On Wed, Jul 9, 2008 at 7:46 PM, Niels Dekker
> boost::any array support I suggested would require you to always specify the
> number of character, when retrieving C-style string (char[N]) from a
> boost::any. Wouldn't it?

Damn' you're right again. It broke my code. I realized that I edited
the final version in a different file than I included, oh my...

I use boost::any for serialization and deserialization of both
user-provided values and hard-coded constants. Stream output has to be
done a little clumsily by a custom operator<<() which consists of a
big if/elseif code block deciding what to do according to
boost::any::type(). I found boost::any a little easier to use than
boost::variant for recursive structures. I

Well, it throws me back. Exposing the number of elements of arrays by
boost::any::size_of_value() would help the safety a little but I would
still have to use unsafe_any_cast<ElemType>() assigning it to a
ElemType const *... And I would not be able to decide about the type
by typeid(); at least without introducing any other helper methods.
Bad.

> First of all, it doesn't support storing a multidimentional array (e.g.
> int[42][69]) into a boost::any.

Hmm, even if I will not need it, it would be probably unacceptable for
a general library.

> Secondly, it copies its argument by means
> of copy-assignment, instead of copy-initialization.
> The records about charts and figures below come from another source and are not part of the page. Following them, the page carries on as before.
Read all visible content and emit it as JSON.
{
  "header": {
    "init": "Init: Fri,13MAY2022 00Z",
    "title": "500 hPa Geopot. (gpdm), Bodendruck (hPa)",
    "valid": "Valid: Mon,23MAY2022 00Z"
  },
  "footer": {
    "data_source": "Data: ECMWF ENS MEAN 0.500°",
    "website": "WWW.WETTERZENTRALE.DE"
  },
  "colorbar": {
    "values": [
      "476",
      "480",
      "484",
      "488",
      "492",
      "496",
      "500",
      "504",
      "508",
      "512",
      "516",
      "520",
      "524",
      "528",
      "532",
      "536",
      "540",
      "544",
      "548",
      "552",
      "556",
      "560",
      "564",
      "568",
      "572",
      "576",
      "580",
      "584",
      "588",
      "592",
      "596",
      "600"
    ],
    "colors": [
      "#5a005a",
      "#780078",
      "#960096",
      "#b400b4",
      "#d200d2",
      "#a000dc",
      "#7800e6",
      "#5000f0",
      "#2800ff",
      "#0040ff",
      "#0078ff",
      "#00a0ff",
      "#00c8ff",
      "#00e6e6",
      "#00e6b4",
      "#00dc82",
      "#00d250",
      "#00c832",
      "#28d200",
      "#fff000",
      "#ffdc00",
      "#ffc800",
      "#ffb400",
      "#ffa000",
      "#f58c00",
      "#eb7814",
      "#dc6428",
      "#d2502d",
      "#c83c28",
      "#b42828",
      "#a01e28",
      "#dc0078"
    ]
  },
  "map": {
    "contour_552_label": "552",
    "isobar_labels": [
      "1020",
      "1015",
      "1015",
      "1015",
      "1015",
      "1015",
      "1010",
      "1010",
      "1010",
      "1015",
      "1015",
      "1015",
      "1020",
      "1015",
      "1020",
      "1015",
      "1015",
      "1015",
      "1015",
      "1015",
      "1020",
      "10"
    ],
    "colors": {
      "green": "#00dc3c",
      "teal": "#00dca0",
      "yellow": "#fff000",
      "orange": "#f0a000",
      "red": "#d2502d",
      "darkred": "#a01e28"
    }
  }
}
So when T is a class,
> wrapping an array of T would do default-construction + assignment, instead
> of just copy-construction.

Yes, it adds another requirement on ValueType which the current
boost::any does not need. Its assignment operator uses std::swap()
which could be used to lessen this but still, generally it remains.

It looks like that retaining the array type would cause quite a
trouble in getting the data out of the boost::any object. Not speaking
about storing it appropriately. It seems that just storing a pointer
does not bring too much overhead. I will have to rethink it.

Thank you very much for your deep insight!